Vanguard is hard to define. This is a wonderful time of exploration for our field. We’re going to try many things, without giving ourselves the requirement of being on the vanguard. We’re going to do our best and keep meeting audiences. We know that both the new audiences born of social isolation and our current patrons adapting to the new situation are going to have evolving needs. As every museum press release said, we live in unprecedented times. So, our strategies will keep evolving. That said, we will certainly keep play and enjoyment central to our posts.
“The windows of the @CanMusHistory afford a view onto Parliament ___“
This is clue 14 Down for the #MuseumGames crossword, #MuseumatHome.For the full crossword, go to https://t.co/aapQ2KPoRM
Thanks for organizing @AkronArtMuseum! pic.twitter.com/QhOafaeOZ0— Museum of History (@CanMusHistory) March 22, 2020
Thinking positively, since this experience is drawing more attention to non-traditional forms of audience engagement, what do you hope the museum field might learn or gain from this period?

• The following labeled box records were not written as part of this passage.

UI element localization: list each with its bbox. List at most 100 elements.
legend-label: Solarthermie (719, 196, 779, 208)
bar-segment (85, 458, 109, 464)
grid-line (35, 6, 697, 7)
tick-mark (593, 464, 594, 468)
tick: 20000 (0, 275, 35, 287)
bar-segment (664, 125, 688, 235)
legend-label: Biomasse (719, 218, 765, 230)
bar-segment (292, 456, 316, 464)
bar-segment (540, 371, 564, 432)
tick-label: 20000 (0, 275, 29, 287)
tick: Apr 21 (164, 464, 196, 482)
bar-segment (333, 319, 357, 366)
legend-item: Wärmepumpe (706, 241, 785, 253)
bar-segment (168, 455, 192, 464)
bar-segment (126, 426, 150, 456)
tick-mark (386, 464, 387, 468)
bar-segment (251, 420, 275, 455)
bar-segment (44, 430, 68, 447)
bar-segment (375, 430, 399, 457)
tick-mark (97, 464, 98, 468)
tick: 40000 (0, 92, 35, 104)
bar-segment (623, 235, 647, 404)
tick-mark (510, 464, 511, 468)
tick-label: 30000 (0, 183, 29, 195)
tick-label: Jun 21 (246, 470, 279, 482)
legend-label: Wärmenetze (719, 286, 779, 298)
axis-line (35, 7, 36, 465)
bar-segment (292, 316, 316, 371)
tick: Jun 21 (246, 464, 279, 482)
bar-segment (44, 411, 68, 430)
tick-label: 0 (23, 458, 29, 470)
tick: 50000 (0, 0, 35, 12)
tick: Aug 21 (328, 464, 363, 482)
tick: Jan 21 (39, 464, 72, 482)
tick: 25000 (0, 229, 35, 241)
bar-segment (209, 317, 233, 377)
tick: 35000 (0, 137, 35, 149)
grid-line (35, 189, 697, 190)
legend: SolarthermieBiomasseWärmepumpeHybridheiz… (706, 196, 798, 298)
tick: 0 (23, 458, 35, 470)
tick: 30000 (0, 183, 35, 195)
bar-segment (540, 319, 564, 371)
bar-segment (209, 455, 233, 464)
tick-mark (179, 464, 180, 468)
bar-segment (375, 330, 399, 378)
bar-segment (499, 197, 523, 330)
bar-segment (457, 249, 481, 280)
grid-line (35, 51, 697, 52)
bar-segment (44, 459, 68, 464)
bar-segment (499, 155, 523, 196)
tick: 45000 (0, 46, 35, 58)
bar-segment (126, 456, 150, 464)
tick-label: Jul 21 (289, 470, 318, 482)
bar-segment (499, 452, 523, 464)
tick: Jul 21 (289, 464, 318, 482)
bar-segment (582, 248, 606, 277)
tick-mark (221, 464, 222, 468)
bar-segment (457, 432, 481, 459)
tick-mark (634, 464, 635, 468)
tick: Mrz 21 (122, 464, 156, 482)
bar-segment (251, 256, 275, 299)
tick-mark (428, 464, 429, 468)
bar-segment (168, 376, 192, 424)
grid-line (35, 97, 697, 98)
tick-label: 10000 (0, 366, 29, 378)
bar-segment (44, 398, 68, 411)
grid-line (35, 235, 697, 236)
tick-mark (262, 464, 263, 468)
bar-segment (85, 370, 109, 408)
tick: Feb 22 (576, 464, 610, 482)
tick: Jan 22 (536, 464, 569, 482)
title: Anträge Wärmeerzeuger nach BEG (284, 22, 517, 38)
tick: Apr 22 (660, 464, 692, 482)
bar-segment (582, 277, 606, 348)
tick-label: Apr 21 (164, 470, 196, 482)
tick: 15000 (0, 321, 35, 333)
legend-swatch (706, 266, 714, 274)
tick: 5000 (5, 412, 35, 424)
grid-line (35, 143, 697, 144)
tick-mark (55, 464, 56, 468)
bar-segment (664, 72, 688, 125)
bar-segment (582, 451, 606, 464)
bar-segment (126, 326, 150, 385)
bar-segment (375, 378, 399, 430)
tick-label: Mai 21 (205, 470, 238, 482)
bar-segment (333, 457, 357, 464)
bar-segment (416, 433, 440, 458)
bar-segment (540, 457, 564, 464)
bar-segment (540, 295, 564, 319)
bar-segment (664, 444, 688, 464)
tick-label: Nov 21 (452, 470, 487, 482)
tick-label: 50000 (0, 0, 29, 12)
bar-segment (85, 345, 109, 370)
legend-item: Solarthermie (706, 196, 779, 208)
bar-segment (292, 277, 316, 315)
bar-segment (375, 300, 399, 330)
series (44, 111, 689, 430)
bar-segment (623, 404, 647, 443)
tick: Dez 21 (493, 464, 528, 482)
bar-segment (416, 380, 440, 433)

First and foremost, allow people to try things. Give them space to iterate and even fail. Don’t make each attempt make or break. Also, this experience has cemented the idea that all museums need to look outside your organization to your audiences and your colleagues. Give patrons what they want rather than what you wished they wanted.
Finally, what would you suggest to other museums planning their strategies right now?
Let your fear of failure and perfection abate, and throw some stuff together. Start with the premise, ”Yes, let’s make this work” rather than, “No, we don’t do that.” And, remember all of society is living in new circumstances. Museums should take this opportunity to grow—our field depends on it.